Ventidue carte, ventidue racconti. Per ventidue settimane pescheremo insieme qualcosa di diverso per tema, lunghezza e stile, ascoltando solo le carte. Buona lettura con La Giustizia, carta delle conseguenze.
Erano le due del pomeriggio, eravamo tutti usciti in cortile perché la mensa non era ancora attiva e avevamo la libertà di mangiare in classe i nostri piatti di pasta chiusi nei tupperware o di occupare le scale dell’ingresso e sciamare fino al campetto di pallavolo, l’importante era che alle due e mezza tornassimo tutti dentro per le lezioni pomeridiane.
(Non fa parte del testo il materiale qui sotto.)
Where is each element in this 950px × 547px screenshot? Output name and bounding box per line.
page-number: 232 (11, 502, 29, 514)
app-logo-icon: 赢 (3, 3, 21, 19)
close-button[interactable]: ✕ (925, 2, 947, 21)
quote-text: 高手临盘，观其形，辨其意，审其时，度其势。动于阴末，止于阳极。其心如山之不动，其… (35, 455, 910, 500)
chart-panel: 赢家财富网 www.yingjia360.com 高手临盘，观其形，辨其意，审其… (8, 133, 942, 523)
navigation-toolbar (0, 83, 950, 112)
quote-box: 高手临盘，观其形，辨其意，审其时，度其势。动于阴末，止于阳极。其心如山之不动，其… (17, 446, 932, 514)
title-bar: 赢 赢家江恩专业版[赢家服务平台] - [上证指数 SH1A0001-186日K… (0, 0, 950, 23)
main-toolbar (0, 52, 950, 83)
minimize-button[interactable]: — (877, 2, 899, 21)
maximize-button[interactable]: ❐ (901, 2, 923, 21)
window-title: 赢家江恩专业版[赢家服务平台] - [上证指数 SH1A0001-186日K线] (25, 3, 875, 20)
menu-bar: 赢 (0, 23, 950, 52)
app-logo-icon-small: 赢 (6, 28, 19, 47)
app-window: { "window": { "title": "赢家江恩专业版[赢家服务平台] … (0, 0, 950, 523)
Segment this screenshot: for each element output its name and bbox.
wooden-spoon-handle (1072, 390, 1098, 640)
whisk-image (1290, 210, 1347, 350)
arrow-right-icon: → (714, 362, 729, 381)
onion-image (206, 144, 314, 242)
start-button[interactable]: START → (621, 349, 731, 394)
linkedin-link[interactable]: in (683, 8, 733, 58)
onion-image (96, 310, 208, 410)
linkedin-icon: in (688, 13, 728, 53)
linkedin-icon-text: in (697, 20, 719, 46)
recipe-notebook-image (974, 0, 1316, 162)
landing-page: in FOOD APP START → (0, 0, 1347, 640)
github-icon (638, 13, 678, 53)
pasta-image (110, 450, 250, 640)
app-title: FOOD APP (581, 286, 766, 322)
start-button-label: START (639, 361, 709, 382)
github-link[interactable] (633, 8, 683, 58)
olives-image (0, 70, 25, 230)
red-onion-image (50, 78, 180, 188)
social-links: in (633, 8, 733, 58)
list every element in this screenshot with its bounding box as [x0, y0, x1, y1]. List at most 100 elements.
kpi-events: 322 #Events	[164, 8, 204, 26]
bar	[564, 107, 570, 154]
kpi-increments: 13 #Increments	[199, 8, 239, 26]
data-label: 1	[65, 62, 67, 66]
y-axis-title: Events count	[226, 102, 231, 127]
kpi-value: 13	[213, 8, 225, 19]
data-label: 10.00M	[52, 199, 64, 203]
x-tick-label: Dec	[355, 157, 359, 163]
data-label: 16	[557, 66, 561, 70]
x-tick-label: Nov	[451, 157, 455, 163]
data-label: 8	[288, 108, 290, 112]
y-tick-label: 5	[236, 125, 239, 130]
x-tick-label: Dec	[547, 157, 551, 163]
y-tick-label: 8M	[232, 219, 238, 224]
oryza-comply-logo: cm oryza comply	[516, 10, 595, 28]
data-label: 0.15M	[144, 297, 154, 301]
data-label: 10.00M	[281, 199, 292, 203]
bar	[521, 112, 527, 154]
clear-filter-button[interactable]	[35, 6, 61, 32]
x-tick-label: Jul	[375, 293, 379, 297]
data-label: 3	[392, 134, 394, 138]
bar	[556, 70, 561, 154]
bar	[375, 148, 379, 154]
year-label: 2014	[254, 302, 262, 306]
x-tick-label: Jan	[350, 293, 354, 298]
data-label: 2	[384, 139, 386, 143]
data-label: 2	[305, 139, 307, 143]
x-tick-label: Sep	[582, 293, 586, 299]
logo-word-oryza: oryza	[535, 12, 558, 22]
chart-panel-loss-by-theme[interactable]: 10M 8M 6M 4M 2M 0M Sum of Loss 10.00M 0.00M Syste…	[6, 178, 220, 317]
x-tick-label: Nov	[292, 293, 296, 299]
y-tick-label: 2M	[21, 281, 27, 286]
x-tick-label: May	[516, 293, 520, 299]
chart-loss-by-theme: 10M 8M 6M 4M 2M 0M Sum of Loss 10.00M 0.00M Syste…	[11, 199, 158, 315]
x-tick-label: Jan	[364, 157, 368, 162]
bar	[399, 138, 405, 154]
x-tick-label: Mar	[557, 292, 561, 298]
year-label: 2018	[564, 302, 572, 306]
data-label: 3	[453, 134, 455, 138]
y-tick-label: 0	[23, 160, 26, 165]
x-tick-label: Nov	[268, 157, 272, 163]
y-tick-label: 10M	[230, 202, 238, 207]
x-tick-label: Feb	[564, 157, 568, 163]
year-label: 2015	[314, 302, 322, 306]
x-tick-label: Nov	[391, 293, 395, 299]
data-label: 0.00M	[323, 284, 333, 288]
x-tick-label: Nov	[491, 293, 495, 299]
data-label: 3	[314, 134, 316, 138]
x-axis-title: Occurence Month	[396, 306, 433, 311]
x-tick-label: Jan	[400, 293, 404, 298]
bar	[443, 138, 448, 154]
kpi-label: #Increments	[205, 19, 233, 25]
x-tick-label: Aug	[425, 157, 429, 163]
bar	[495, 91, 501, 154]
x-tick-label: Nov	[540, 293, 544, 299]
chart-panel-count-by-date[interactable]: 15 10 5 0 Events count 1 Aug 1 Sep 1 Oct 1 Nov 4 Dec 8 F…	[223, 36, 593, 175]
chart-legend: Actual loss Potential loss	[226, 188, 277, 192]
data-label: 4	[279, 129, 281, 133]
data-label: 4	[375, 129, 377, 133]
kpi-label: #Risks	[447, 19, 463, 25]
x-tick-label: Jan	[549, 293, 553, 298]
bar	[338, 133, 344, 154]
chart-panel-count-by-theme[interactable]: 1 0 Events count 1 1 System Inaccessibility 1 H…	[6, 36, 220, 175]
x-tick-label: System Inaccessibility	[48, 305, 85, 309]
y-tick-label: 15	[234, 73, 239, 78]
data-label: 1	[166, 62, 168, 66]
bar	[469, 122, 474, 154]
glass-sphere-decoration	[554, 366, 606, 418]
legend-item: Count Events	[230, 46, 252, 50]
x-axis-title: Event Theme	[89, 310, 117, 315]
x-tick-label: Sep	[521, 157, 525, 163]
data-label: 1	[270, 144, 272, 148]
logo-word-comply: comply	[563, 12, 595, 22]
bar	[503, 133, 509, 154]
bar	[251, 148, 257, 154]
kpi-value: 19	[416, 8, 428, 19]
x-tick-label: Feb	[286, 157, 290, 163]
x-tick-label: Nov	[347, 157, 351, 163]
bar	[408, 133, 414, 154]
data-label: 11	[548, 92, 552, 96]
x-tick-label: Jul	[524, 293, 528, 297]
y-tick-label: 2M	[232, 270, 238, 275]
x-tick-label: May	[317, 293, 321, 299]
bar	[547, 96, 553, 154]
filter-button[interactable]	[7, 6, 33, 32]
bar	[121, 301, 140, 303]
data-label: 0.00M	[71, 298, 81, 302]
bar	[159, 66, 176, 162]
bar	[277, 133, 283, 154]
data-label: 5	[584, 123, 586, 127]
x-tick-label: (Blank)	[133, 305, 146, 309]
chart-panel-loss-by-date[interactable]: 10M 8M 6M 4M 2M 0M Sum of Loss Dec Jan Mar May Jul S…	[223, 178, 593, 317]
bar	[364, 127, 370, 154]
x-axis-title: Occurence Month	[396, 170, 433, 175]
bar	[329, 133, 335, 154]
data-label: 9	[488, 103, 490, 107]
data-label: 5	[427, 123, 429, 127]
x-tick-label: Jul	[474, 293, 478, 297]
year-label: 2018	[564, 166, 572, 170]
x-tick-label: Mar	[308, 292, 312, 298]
Mamma mi aveva fatto le penne con i pomodori freschi, lo sapeva che io detesto i pomodori, fino ai sedici anni non mangiavo ortaggi né verdure e ai tempi che vi racconto ne avevo undici appena, ma sperava di affamarmi visto che ero fuori di casa e senza soldi e non avrei potuto procurarmi niente di alternativo. Ignorava che un modo c’era, e per me era facile e abituale: impadronirmi del pranzo di qualcun altro, una pasta al tonno, un semplice panino con il prosciutto. Non necessariamente con uno scambio equo: anche semplicemente soffiandoglielo di mano al primo morso.
Ho fatto così, con Riccardo e con la sua pasta al pesto.
Lui è andato subito sul pesante: strattoni, spintoni, prima ancora delle preghiere. Rivoleva il suo tupperware che io gli facevo sgusciare dalle dita, mangiavo con la forchettina di plastica tenendogli le spalle e infilandomi in gola sette, otto trofie per volta, finché la plastica non è stata tutta pulita, anche dall’olio. Allora gli ho detto che poteva mangiarsi la mia pasta al pomodoro, ma lui a quel punto piangeva. E ha detto: tua sorella è una puttana.
Non mi sono scomposto un gran che, anche perché a quel tempo lo pensavo anch’io, ma ho pensato giusto controbattere.
«La puttana è tua madre.»
A quel punto Riccardo non si è più tenuto. Ha iniziato a piangere a singhiozzi, le mani davanti alla faccia. Non sapevo che fare. Mi sembrava esagerato che i suoi nervi crollassero a quel modo. Poi Riccardo si è messo a urlare che ero uno stronzo, perché sua madre era morta, e mi è dispiaciuto tantissimo, così tanto che le trofie mi sono risalite in gola.
A quel punto è passata la professoressa, che si stava rollando una sigaretta in barba al fatto che non deve darci il cattivo esempio neanche in cortile. Si è fermata, leccando la cartina, e ci ha detto:
«Che succede qua?»
Riccardo si è messo a urlare nel pianto, un vero attacco isterico, e ha detto:
«Ha detto che mia madre è una puttana, e mia madre è morta.»
«E la cosa ti dispiace da che punto di vista?», ha risposto la professoressa.
Sia io che Riccardo, devo ammettere, siamo rimasti un secondo in silenzio.
«Nel senso», ha detto lei. «Tua madre è morta e immagino che con la cosa uno non è che ci faccia molto pace. Quindi non te l’ha propriamente ricordato Riccardo. Riccardo ha solo detto che è una puttana. La cosa è vera? Lasciamo stare sulle eventuali conseguenze che la cosa sia vera. Pensi che tua madre, dovunque sia, con tutto quello che ha da fare per proteggere te e i tuoi eventuali fratelli, se ne freghi qualcosa del fatto che un ragazzino di undici anni che neanche conosce le abbia dato della puttana? A proposito, perché hai dato della puttana alla madre di Riccardo?»
«Perché gli ho rubato le trofie al pesto», ho risposto io automaticamente, ancora preda del filo del discorso e temendo subito di aver peggiorato la mia situazione.
«E la pasta al pomodoro che hai in mano?», ha detto lei.
Io ho fatto spallucce.
«Riccardo, mangiati la pasta al pomodoro del tuo compagno. La prossima volta che ti ruba le trofie al pesto, reagisci di più. La prossima volta che dà della puttana a tua madre che, mi dispiace molto, non sapevo fosse morta, reagisci di meno. Tu» ha poi detto a me che credevo di averla scampata «facciamo i conti domani, per l’abitudine di dare della puttana ai vivi e ai morti. Ora ho da fare.»
Riccardo ha smesso di piangere e ha mangiato la pasta al pomodoro. Da quel giorno, e sono passati vent’anni, ho come la sensazione che la professoressa si fosse rivolta a me più che a Riccardo, perché ogni volta che mi chiamano “negro di merda” parto sì con le denunce per odio razziale ma sono immensamente in pace con me stesso.